Mes recherches sur la sécurité routière – dont les premières remontent à 1973 ! – portent surtout sur la clinique de l'accidentologie, au travers d'études détaillées d'accidents, complémentaires des approches épidémiologiques qui vous ont déjà été présentées lors de précédentes auditions. Je travaille principalement sur la sécurité des infrastructures, en particulier des infrastructures urbaines. Le problème requiert une approche ergonomique : autrement dit, il s'agit notamment de concevoir des infrastructures qui évitent qu'une situation d'infraction, par exemple l'alcoolémie d'un usager, ne dégénère en accident corporel.
L'analyse clinique montre le rôle important des erreurs de conduite dans les accidents. Ces erreurs sont bien souvent involontaires, et de nature cognitive, c'est-à-dire résultant d'une mauvaise compréhension de la situation. De ce fait, dans la conception des infrastructures, la notion de lisibilité de la route, développée depuis plusieurs années, est essentielle.
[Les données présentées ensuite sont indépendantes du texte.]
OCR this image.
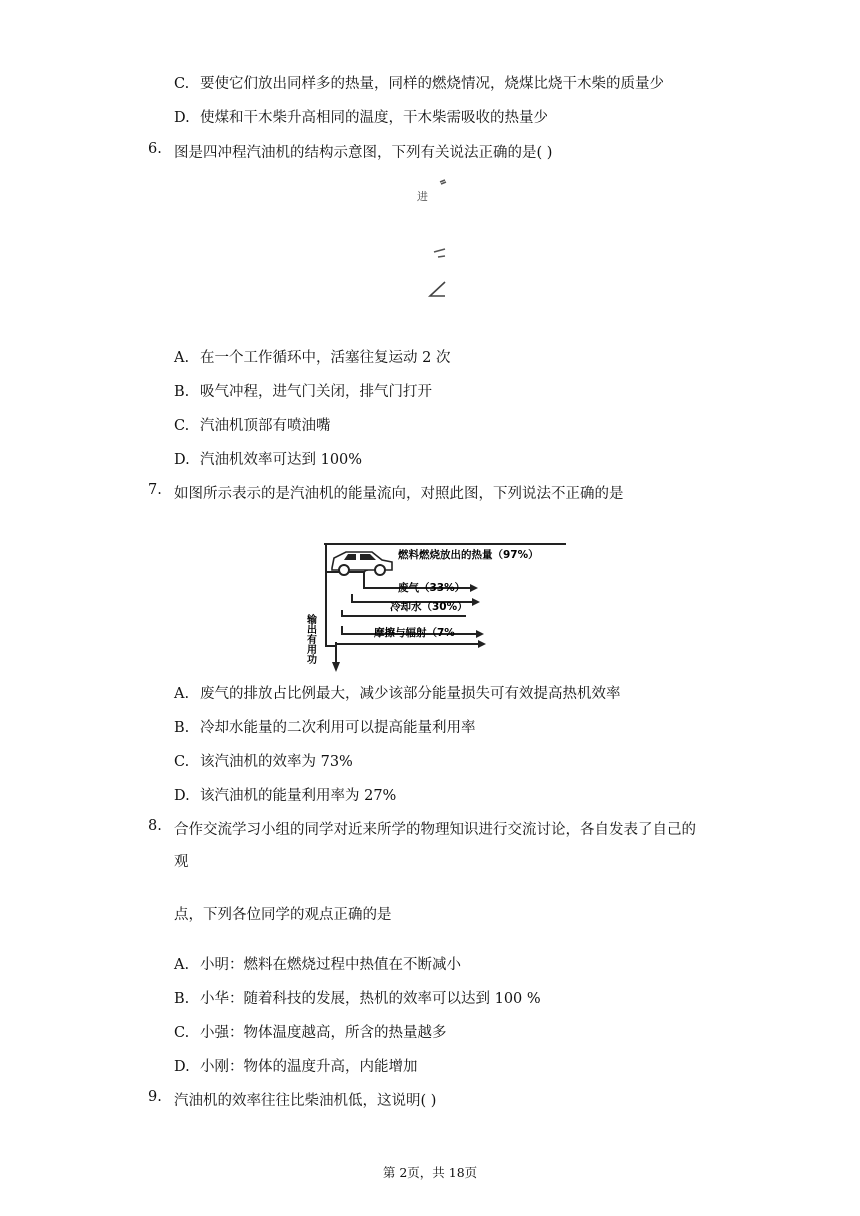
C. 要使它们放出同样多的热量，同样的燃烧情况，烧煤比烧干木柴的质量少
D. 使煤和干木柴升高相同的温度，干木柴需吸收的热量少
6. 图是四冲程汽油机的结构示意图，下列有关说法正确的是( )
进
A. 在一个工作循环中，活塞往复运动 2 次
B. 吸气冲程，进气门关闭，排气门打开
C. 汽油机顶部有喷油嘴
D. 汽油机效率可达到 100%
7. 如图所示表示的是汽油机的能量流向，对照此图，下列说法不正确的是
燃料燃烧放出的热量（97%）
废气（33%）
冷却水（30%）
摩擦与辐射（7%
输出有用功
A. 废气的排放占比例最大，减少该部分能量损失可有效提高热机效率
B. 冷却水能量的二次利用可以提高能量利用率
C. 该汽油机的效率为 73%
D. 该汽油机的能量利用率为 27%
8. 合作交流学习小组的同学对近来所学的物理知识进行交流讨论，各自发表了自己的
观
点，下列各位同学的观点正确的是
A. 小明：燃料在燃烧过程中热值在不断减小
B. 小华：随着科技的发展，热机的效率可以达到 100 %
C. 小强：物体温度越高，所含的热量越多
D. 小刚：物体的温度升高，内能增加
9. 汽油机的效率往往比柴油机低，这说明( )
第 2页，共 18页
Les premières actions menées dans cette perspective ont consisté à éliminer les conflits, et, pour cela, à séparer les usagers selon leur mode de déplacement. L'autoroute a révélé l'efficacité de cette approche.
Ensuite, on a de plus en plus travaillé sur l'intégration des modes et des usages. Elle vise à montrer à l'usager quel est l'autre et comment se comporter quand on le rencontre.
Aujourd'hui, nous disposons de quelques outils dont l'efficacité est indiscutable : la limitation de la vitesse à un endroit donné, l'installation d'un sens giratoire à une intersection entraînent à coup sûr la réduction du nombre d'accidents. En revanche, d'autres outils ont une efficacité plus incertaine, leurs résultats différant d'ailleurs selon les études. D'autre part, l'emploi d'un même outil peut produire des effets variables en fonction des situations concrètes.
Nous sommes ainsi renvoyés à l'adaptation des usagers à l'aménagement. L'acte d'aménagement est une sorte de jeu à deux. Quelle que soit l'excellence des intentions de l'aménageur ou du modèle qu'il appliquera, l'adaptation des usagers pourra entraîner des effets non attendus, perturbant ceux qui sont attendus, et provoquant même parfois, non pas une amélioration, mais une détérioration de la sécurité.
Enfin, l'évaluation des projets, essentielle, n'est pas suffisamment pratiquée en France. Pour la mener correctement, il faut des données, sur les accidents, sur les trafics de piétons, de cyclistes, de cyclomotoristes, ainsi que des outils d'analyse performants et des personnels aptes.
Cette évaluation peut être quantitative ; elle mesurera alors l'évolution du risque avant et après la réalisation de l'aménagement. Elle peut aussi être qualitative ; elle fera alors apparaître les scénarios d'accident avant et après l'aménagement. La connaissance ainsi acquise permettra l'amélioration des outils. À l'échelle locale, l'évaluation permet d'obtenir un retour sur les politiques menées et de former les personnels des réseaux techniques à l'analyse de l'accidentologie. Enfin, elle améliore l'état des connaissances et fait évoluer la doctrine technique.
L'examen des projets fait aussi apparaître qu'en matière de sécurité routière, c'est d'abord au bon sens qu'on fait appel. Or telle n'est pas forcément la meilleure démarche. Ainsi, alors que le bon sens pousse à aménager des bandes cyclables pour protéger les cyclistes, le résultat n'est pas toujours celui qu'on attendait, en raison de la complexité des situations de fait.
En Grande-Bretagne ou en Allemagne, l'intégration très en amont des spécialistes de sécurité routière dans l'élaboration des projets permet de donner de meilleures chances à une bonne adaptation des infrastructures à la sécurité routière.
Enfin, comme l'industrie, la route est un domaine sociotechnique. L'industrie s'est beaucoup intéressée à la sécurité de conception – la recherche de la sécurité dès la conception même des projets. Dans cet esprit, la sécurité routière ne pourrait-elle pas être mieux prise en compte dans les schémas de cohérence territoriale, dans les plans locaux d'urbanisme, dans les politiques de développement économique local ou dans les actions de renouvellement urbain ? Les travaux que nous avons conduits très récemment sur la sécurité et sur les niveaux de risque dans les zones urbaines sensibles (ZUS) ont conduit à des résultats très intéressants.